Easter Candies Banned Across The Country Still Sold In Some City Stores
NEW YORK (CBSNewYork) -- Will there be something illegal in your kid's Easter basket this year? A popular treat -- banned in the United States -- can still be found widely available across the city.
At the famed Sorriso Salumeria in Astoria, big chocolate eggs are ready to put a smile on someone's face come Easter morning. The owner says he no longer stocks the now illegal "Kinder Eggs," filled with a toy surprise inside.
"It's a minute toy," owner Frank DePaola tells CBS2's Tony Aiello, "and children have a chance of choking on them so they kind of banned them."
Regulators in Washington DC did ban them as a choking hazard for young children, but up and down the streets of the city it's easy to find stores that sell the small "surprise" eggs.

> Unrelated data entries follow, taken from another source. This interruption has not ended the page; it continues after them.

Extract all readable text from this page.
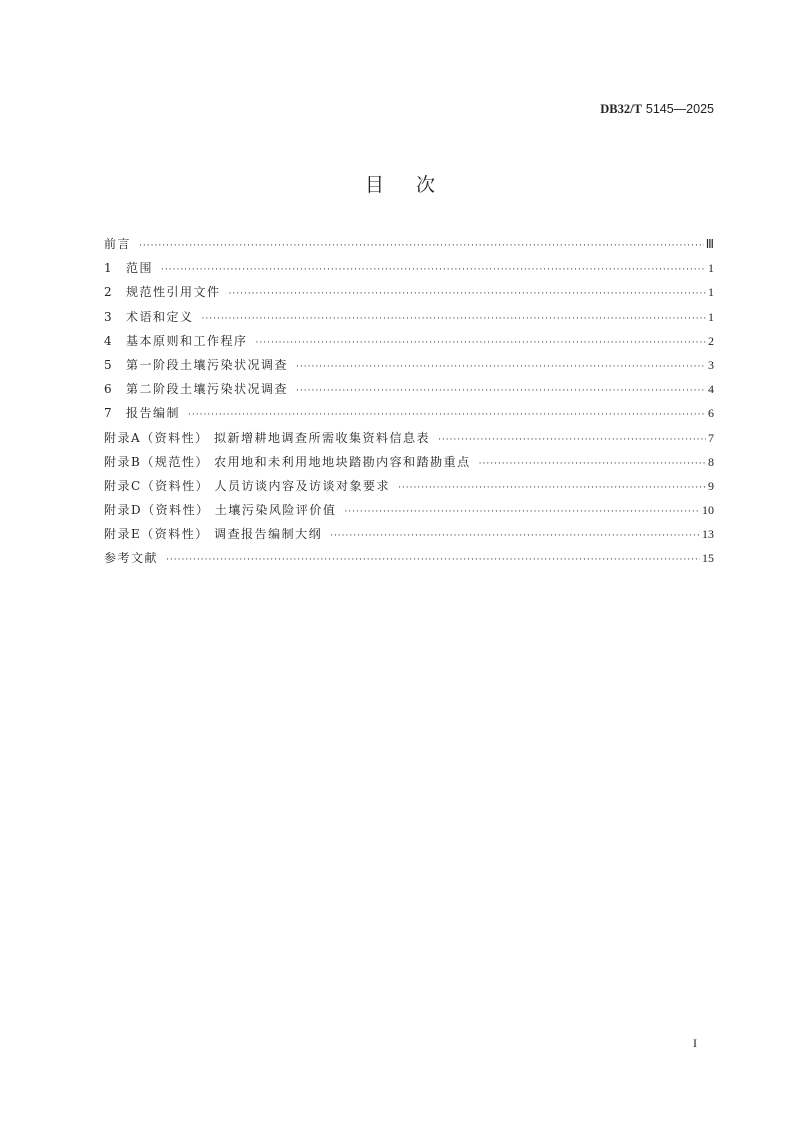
DB32/T 5145—2025
目次
前言 ·····	Ⅲ
1	范围 ·····	1
2	规范性引用文件 ·····	1
3	术语和定义 ·····	1
4	基本原则和工作程序 ·····	2
5	第一阶段土壤污染状况调查 ·····	3
6	第二阶段土壤污染状况调查 ·····	4
7	报告编制 ·····	6
附录A（资料性） 拟新增耕地调查所需收集资料信息表 ·····	7
附录B（规范性） 农用地和未利用地地块踏勘内容和踏勘重点 ·····	8
附录C（资料性） 人员访谈内容及访谈对象要求 ·····	9
附录D（资料性） 土壤污染风险评价值 ·····	10
附录E（资料性） 调查报告编制大纲 ·····	13
参考文献 ·····	15
I
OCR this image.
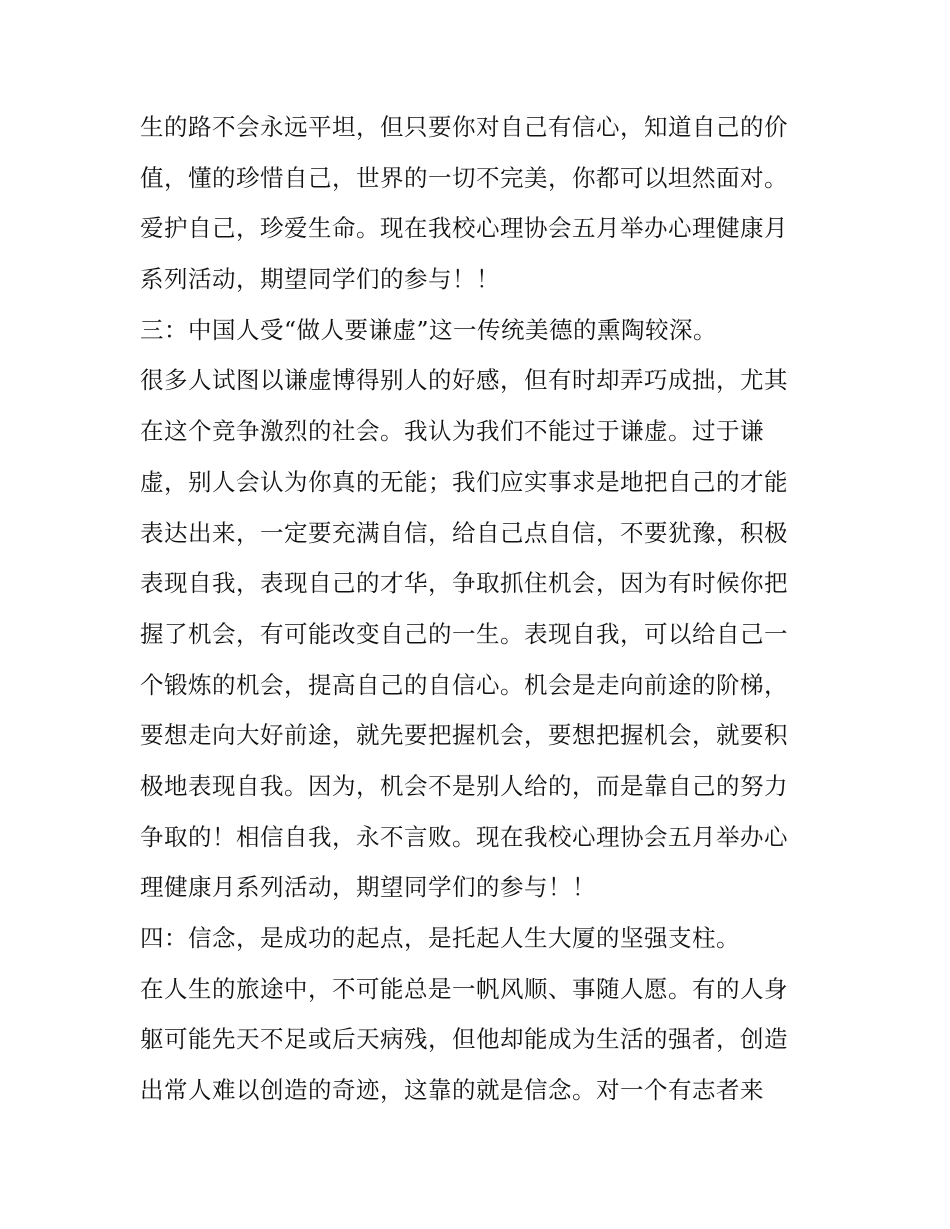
生的路不会永远平坦，但只要你对自己有信心，知道自己的价
值，懂的珍惜自己，世界的一切不完美，你都可以坦然面对。
爱护自己，珍爱生命。现在我校心理协会五月举办心理健康月
系列活动，期望同学们的参与！！
三：中国人受“做人要谦虚”这一传统美德的熏陶较深。
很多人试图以谦虚博得别人的好感，但有时却弄巧成拙，尤其
在这个竞争激烈的社会。我认为我们不能过于谦虚。过于谦
虚，别人会认为你真的无能；我们应实事求是地把自己的才能
表达出来，一定要充满自信，给自己点自信，不要犹豫，积极
表现自我，表现自己的才华，争取抓住机会，因为有时候你把
握了机会，有可能改变自己的一生。表现自我，可以给自己一
个锻炼的机会，提高自己的自信心。机会是走向前途的阶梯，
要想走向大好前途，就先要把握机会，要想把握机会，就要积
极地表现自我。因为，机会不是别人给的，而是靠自己的努力
争取的！相信自我，永不言败。现在我校心理协会五月举办心
理健康月系列活动，期望同学们的参与！！
四：信念，是成功的起点，是托起人生大厦的坚强支柱。
在人生的旅途中，不可能总是一帆风顺、事随人愿。有的人身
躯可能先天不足或后天病残，但他却能成为生活的强者，创造
出常人难以创造的奇迹，这靠的就是信念。对一个有志者来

Some parents think the ban is well-intentioned nonsense.
"It's really ridiculous," Astoria resident Diana Gabriel said. "My son has had these. You know, it's fine. Nothing's gonna happen."
The little egg is a welcomed treat for her son Enzo, who turns six on Thursday. Diana says he's had many of the candies while visiting family in Europe where they're wildly popular.
The chocolate eggs with the surprise inside are legal in Canada, which sometimes leads to a surprise at the border instead. Travelers trying to bring Kinder Eggs into the United States have been detained, and thousands of the treats have been confiscated since the ban went into effect.
But somehow, someone who has a confection connection manages to smuggle them into the States.
DePaola says a man comes into his shop from time to time offering him the forbidden candy for sale, but he simply doesn't buy them.
"It's not worth the fine," he says.
Fans of the eggs have hatched a plan -- an online petition -- asking the feds to back off the ban on the sweet treats with the toy surprise.